Cathy Scibelli said...

I'm betting your girls have that sense of wonder, along with some great old-fashioned values, thanks to you and your wife. One day they'll be writing blogs like this.

Linda said...

Hi, Cathy, what fun your blog post is! I so enjoyed recalling so many things I'd forgotten about my own Christmases past. :)

Thanks for the comment you left over at my memoir blog. I look forward to getting better acquainted with you and your blog in 2012.
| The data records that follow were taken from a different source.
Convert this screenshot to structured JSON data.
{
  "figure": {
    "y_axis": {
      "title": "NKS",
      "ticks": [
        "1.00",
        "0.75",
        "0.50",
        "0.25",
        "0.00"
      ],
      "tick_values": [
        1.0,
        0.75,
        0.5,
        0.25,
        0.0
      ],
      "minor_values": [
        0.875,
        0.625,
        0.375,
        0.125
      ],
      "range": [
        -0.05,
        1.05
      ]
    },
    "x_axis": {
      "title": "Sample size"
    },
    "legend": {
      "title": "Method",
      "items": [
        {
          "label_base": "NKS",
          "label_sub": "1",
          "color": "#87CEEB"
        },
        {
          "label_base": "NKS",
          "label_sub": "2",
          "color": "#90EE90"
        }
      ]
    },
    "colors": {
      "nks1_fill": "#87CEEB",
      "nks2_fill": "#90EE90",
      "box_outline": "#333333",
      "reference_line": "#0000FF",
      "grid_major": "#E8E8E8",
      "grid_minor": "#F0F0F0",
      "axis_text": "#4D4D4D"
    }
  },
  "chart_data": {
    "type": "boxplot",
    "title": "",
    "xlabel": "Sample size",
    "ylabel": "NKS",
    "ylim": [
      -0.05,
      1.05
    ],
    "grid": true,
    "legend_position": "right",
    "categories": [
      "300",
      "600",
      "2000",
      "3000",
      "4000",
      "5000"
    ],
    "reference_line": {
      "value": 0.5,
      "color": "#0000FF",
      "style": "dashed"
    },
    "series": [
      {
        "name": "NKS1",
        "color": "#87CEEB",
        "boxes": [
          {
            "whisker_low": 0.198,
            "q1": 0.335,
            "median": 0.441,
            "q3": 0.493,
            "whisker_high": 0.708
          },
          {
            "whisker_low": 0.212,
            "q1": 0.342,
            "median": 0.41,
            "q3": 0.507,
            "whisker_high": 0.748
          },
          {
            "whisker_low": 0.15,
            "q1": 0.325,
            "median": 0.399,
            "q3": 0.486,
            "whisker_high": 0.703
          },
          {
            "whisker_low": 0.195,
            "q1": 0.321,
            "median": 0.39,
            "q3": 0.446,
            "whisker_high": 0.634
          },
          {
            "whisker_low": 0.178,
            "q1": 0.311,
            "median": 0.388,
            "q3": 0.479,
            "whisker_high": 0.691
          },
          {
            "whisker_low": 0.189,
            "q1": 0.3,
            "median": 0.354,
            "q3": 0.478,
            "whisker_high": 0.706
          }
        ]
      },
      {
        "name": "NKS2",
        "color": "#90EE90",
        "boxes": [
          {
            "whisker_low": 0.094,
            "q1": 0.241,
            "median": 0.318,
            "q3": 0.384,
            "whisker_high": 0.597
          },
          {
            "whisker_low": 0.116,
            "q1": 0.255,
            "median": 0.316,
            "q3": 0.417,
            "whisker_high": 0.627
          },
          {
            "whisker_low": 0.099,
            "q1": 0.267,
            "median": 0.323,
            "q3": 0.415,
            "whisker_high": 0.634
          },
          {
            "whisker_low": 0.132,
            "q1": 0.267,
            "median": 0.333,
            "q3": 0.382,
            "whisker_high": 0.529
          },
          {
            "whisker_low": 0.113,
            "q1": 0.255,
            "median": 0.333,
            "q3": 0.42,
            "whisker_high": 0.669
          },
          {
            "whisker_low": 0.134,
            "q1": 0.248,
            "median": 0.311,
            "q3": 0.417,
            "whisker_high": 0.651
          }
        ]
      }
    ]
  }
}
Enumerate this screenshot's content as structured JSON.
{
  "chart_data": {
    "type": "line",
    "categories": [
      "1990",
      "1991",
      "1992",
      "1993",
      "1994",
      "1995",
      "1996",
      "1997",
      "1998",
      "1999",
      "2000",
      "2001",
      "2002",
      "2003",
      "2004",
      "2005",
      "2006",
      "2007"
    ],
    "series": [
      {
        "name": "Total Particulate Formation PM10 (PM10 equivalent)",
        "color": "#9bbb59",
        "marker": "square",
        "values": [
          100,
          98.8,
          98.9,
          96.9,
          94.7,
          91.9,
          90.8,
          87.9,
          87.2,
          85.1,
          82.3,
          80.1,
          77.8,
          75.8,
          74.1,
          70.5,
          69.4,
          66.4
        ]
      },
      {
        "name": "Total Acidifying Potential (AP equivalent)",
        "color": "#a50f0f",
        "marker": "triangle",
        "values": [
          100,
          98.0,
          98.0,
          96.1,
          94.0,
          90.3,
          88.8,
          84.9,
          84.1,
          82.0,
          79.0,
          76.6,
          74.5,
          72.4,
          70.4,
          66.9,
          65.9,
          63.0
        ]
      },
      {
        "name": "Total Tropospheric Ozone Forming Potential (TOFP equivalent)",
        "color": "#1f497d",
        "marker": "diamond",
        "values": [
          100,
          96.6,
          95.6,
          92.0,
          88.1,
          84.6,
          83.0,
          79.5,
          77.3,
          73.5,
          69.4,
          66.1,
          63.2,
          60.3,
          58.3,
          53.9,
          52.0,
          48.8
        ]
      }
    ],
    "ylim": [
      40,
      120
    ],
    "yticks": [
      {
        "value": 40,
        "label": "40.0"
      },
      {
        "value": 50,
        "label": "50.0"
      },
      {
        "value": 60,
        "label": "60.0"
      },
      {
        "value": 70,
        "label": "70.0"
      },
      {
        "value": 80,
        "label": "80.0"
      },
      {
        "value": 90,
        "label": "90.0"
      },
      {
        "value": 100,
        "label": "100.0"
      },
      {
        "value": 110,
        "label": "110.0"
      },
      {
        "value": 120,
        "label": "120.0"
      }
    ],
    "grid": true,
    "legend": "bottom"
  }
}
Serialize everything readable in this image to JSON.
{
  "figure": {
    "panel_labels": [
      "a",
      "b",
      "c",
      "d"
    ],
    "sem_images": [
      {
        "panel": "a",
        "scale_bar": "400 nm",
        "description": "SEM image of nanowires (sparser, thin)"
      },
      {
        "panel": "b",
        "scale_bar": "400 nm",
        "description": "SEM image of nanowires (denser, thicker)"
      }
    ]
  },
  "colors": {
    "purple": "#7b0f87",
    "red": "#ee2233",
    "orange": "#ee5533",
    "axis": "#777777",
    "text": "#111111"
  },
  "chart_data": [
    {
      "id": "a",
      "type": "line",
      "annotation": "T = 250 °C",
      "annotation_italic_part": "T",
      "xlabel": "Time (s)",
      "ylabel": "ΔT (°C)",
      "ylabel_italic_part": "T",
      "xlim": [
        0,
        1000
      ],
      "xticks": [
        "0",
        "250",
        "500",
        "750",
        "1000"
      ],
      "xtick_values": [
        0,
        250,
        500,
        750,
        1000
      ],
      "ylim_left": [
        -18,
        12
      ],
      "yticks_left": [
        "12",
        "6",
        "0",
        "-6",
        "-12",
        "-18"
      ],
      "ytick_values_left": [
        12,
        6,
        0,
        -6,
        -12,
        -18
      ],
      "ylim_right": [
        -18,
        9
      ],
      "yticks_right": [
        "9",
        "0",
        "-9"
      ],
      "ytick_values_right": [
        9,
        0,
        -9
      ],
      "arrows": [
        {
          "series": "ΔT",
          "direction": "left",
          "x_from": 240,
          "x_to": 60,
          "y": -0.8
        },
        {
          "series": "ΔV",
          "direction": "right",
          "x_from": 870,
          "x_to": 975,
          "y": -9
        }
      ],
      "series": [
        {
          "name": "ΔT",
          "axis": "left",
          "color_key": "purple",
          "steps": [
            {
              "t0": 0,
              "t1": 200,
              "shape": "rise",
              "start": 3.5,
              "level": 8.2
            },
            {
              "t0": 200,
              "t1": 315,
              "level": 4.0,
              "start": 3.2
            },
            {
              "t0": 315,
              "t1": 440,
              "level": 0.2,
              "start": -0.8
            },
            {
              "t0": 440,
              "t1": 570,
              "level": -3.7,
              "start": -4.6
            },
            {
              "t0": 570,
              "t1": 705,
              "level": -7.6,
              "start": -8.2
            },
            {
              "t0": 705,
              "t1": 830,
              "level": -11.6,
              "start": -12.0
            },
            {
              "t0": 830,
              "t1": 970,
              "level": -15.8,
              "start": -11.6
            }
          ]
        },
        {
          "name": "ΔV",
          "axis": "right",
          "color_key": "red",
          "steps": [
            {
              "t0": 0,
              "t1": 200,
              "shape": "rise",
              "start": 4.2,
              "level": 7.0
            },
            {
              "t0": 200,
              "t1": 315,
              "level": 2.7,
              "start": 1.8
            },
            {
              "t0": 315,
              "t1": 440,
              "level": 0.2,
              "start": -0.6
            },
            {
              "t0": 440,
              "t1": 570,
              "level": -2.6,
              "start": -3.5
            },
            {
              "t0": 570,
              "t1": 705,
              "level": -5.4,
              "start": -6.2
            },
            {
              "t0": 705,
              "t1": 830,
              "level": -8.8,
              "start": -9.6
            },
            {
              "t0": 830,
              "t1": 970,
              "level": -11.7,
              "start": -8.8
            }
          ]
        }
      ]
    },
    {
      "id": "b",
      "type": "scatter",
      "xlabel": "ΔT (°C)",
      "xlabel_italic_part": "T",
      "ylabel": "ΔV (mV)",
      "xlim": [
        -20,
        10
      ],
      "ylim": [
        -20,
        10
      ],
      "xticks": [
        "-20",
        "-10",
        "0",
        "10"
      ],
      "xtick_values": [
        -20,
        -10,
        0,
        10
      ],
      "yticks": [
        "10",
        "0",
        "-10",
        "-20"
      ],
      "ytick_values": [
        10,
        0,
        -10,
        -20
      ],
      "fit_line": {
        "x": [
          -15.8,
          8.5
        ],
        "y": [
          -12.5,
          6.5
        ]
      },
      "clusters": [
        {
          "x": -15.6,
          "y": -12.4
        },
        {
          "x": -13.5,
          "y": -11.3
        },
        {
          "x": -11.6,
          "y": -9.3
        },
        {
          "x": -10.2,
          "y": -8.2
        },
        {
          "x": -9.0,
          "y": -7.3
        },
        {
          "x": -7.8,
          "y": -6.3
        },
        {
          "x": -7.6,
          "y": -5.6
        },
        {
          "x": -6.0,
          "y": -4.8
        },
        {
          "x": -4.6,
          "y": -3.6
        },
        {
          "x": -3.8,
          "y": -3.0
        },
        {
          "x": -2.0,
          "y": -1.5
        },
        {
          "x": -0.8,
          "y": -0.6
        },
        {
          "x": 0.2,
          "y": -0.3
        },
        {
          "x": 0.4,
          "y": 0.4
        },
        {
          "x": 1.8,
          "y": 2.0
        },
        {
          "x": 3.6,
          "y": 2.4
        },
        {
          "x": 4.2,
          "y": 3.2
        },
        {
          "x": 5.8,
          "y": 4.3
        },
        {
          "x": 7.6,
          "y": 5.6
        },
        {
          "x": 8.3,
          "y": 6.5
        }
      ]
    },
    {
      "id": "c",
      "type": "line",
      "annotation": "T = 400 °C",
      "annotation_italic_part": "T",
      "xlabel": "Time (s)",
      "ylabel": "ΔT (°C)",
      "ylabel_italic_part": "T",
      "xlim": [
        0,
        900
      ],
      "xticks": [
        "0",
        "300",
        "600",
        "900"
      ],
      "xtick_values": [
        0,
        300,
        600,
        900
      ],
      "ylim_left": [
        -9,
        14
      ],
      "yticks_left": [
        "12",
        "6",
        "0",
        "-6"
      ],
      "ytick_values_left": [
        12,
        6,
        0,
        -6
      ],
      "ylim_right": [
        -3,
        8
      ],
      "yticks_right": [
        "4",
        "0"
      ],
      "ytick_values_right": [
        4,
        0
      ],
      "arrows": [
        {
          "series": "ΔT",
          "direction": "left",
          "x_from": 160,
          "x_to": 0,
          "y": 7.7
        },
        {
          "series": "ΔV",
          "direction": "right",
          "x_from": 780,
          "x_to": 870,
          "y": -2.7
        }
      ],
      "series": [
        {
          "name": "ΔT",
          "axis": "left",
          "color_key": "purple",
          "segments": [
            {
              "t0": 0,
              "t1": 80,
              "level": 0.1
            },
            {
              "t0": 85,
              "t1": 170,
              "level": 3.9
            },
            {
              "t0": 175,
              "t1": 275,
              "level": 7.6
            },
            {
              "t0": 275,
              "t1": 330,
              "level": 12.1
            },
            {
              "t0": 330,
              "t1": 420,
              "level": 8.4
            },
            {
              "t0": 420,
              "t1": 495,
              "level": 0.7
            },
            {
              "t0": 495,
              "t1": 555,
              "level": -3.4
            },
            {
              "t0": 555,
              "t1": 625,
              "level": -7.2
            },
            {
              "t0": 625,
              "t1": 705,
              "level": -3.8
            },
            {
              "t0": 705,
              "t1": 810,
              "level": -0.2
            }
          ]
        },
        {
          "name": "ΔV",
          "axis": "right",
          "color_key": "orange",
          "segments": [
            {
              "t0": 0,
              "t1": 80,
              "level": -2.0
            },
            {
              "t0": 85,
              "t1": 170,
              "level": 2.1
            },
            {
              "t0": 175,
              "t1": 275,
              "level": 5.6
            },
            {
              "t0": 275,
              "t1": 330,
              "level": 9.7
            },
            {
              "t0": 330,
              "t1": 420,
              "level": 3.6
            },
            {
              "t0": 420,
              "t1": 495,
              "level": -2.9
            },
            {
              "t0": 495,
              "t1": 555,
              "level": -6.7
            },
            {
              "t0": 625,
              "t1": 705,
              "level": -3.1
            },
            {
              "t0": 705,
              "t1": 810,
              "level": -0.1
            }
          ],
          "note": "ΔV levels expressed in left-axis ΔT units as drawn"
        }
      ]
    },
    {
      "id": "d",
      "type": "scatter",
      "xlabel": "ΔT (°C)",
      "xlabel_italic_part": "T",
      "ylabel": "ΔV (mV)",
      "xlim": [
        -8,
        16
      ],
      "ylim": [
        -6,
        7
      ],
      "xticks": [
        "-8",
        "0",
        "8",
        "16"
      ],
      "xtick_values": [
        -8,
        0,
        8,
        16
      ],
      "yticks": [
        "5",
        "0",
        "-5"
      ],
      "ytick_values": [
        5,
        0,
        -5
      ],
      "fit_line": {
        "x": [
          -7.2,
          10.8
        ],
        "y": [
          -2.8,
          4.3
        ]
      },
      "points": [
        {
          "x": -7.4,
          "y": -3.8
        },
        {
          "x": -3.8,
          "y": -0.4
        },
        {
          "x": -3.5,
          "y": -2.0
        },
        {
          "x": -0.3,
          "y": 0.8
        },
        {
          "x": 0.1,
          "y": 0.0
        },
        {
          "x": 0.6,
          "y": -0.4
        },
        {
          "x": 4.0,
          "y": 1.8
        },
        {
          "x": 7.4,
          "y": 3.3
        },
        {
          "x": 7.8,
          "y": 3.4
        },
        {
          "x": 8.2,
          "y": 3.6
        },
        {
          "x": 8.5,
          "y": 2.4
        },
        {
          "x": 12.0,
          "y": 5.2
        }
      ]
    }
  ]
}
And thanks to Samantha for introducing us to each other.

Linda Thomas

Cathy Scibelli said...

Thank you Linda! And I'd like to join you in thanking Samantha for "introducing" us. I've had more time today to look further at your memoir blog and I can see I'm really going to enjoy following your postings. Thanks for helping my New Year get off to a positive and exciting start! :-)

Samantha said...

You're welcome! I am so happy to have introduced you. Here's to the wonderful power of networking . . . . .!

Lucy.south said...

Wow, I sure missed a lot of time with you during Christmas. I had colorforms too! The one I remember the best was about the weather and how to dress. I so loved it, since Romper Room would talk about the same kind of weather stuff and I knew what to wear, woo hoo.
I was soooo spoiled by Santa Claus. My parents were all about the struggle throughout the year, but celebration at Christmas was so very important. This year I lavished the gifts on my grandchild as my children did not want to be given gifts they could not afford to reciprocate. This was bittersweet. I had such a simple Christmas, silent and holy. My grandchild attended Midnight Mass and God gave me such a beautiful gift looking into her soul that night, oh my gosh. She is a sweetheart of love and tenderness. So, although simple and different, it may have been my best yet. I worry at times about why my offspring do not plan for the festivities of Christmas as their generations before them, but I am reminded that all is in God's time and they are in His hands now.

Cathy Scibelli said...

What a beautiful story about your Christmas with Hope. I'm glad you made it such a special celebration for her, especially this year when she had to go through the holiday without her Mom. She reminds me so much of you, every time you post a picture of her on Facebook, it's like I'm looking through a time mirror, seeing you as a child.

And I understand how you feel about your kids not celebrating as we did, it's sad to see the ways in which society has been changing lately. But just keep praying and leave it in God's hands, as you said. We'll understand it all someday.